Throughout the film, Zac grapples with his sexual orientation, which sets him apart from his traditional family. Here the conservative environment and his father’s rigid expectations create tension and internal conflict within Zac, and while his older brother may be a competitor for his father’s love, in truth, both brothers are round pegs in a square hole. Zac yearns for acceptance and struggles to reconcile his desires with the societal norms surrounding him. Here, Vallée sensitively unpicks the challenges faced by LGBTQ+ young people as they discover their true selves in a society that rejects them.

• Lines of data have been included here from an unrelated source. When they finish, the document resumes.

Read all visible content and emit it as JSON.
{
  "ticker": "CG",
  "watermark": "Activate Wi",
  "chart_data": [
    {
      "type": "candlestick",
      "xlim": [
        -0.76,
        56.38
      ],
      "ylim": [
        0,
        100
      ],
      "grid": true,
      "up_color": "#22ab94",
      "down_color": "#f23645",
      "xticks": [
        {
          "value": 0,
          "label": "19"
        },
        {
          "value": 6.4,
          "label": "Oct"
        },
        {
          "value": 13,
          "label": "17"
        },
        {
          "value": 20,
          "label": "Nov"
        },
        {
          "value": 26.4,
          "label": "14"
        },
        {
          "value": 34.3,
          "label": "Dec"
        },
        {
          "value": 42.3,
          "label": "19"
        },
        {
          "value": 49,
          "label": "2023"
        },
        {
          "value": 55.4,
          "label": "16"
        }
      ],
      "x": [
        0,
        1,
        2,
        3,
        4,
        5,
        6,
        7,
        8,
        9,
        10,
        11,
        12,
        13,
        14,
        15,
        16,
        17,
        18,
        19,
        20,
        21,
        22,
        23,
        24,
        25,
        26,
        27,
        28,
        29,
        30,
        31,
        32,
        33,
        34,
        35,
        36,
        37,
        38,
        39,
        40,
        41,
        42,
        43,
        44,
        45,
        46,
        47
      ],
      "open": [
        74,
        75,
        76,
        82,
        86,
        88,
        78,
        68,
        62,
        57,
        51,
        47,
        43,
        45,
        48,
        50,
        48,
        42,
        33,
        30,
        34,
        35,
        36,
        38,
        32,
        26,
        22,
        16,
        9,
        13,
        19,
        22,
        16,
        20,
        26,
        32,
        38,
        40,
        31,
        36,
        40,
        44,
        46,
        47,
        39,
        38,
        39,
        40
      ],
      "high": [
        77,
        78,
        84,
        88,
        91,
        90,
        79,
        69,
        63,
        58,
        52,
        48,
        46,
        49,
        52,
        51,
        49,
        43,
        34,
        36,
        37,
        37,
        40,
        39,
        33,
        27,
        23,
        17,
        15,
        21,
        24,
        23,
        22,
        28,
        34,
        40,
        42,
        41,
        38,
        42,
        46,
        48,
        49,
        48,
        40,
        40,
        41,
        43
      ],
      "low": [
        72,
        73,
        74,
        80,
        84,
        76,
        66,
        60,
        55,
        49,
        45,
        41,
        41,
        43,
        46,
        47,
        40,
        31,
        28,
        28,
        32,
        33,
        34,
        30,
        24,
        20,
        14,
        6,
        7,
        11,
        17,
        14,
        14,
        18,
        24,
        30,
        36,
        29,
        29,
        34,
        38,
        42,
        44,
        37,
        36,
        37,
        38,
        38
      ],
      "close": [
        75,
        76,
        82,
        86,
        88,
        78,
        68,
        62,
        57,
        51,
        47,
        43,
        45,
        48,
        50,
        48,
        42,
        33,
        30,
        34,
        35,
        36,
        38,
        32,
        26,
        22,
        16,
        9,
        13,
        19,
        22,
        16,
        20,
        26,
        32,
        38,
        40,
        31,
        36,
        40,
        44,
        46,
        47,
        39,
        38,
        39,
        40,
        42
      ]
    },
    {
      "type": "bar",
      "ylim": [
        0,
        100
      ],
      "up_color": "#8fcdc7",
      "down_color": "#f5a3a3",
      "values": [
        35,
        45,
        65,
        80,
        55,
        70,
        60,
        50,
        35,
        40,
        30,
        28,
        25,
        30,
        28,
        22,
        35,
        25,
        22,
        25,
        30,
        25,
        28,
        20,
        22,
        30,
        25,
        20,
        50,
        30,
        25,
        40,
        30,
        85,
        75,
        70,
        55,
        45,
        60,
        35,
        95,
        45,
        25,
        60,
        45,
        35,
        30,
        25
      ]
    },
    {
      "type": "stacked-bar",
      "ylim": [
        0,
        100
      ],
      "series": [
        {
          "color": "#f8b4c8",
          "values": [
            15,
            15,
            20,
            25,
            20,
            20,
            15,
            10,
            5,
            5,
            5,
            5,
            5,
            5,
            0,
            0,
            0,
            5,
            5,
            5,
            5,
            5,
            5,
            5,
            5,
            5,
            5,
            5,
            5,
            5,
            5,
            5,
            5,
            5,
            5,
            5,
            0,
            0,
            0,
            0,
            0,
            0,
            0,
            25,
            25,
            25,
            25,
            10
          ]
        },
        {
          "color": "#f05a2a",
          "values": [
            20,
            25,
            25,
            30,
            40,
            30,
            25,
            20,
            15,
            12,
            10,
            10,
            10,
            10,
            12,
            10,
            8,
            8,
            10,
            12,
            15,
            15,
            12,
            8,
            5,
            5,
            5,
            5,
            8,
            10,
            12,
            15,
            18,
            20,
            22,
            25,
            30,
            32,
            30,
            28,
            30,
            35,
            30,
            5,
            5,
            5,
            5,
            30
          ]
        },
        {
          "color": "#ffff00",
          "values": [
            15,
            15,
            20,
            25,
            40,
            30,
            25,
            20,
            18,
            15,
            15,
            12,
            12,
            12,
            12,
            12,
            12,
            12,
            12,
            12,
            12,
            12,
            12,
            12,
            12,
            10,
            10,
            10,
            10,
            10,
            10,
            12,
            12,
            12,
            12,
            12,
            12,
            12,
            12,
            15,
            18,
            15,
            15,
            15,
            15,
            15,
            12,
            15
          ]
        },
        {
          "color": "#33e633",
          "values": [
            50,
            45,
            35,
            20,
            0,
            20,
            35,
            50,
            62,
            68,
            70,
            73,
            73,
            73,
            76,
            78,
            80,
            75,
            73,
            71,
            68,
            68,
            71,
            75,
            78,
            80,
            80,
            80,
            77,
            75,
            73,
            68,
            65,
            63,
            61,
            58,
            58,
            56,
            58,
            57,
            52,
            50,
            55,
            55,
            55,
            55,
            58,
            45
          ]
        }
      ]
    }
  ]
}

The film’s title is symbolic, representing Zac’s unconventional nature and the chaotic world around him. The acronym C.R.A.Z.Y stands for the first initials of Zac and his four brothers, highlighting the complex dynamics within their family. Each sibling embodies different qualities, and their contrasting personalities create a rich tapestry of experiences that shape Zac’s journey.

Jean-Marc Vallée’s exquisite film is a sweeping yet tender journey through three decades, embracing and understanding that coming out can be a long, painful and challenging process in a family of patriarchal power and sibling rivalry. Here Marc-Andre Grondin is outstanding as the confused yet confident Zac, striving for acceptance while navigating belief, family and peer pressure. But it’s Vallée and Boulay’s screenplay that truly shines. C.R.A.Z.Y sizzles with humour, emotion and authenticity as it becomes something truly unique and compelling in the landscape of LGBTQ+ coming-of-age movies. While C.R.A.Z.Y carries elements of the classic coming-of-age comedy/drama, it is at its heart a humorous, tender and loving exploration of the complexities of family life. It’s a journey that takes us through three defining decades of music, culture and political change and talks to a generation who grew up on Bowie and the endogenous beauty of Mick Jagger and the Stones.

C.R.A.Z.Y is a story of family, fear, love, competition, hope and laughter, and one of the best LGBTQ+ films of the early noughties. It is a movie I always return to, and one that has never received the praise it so deserved.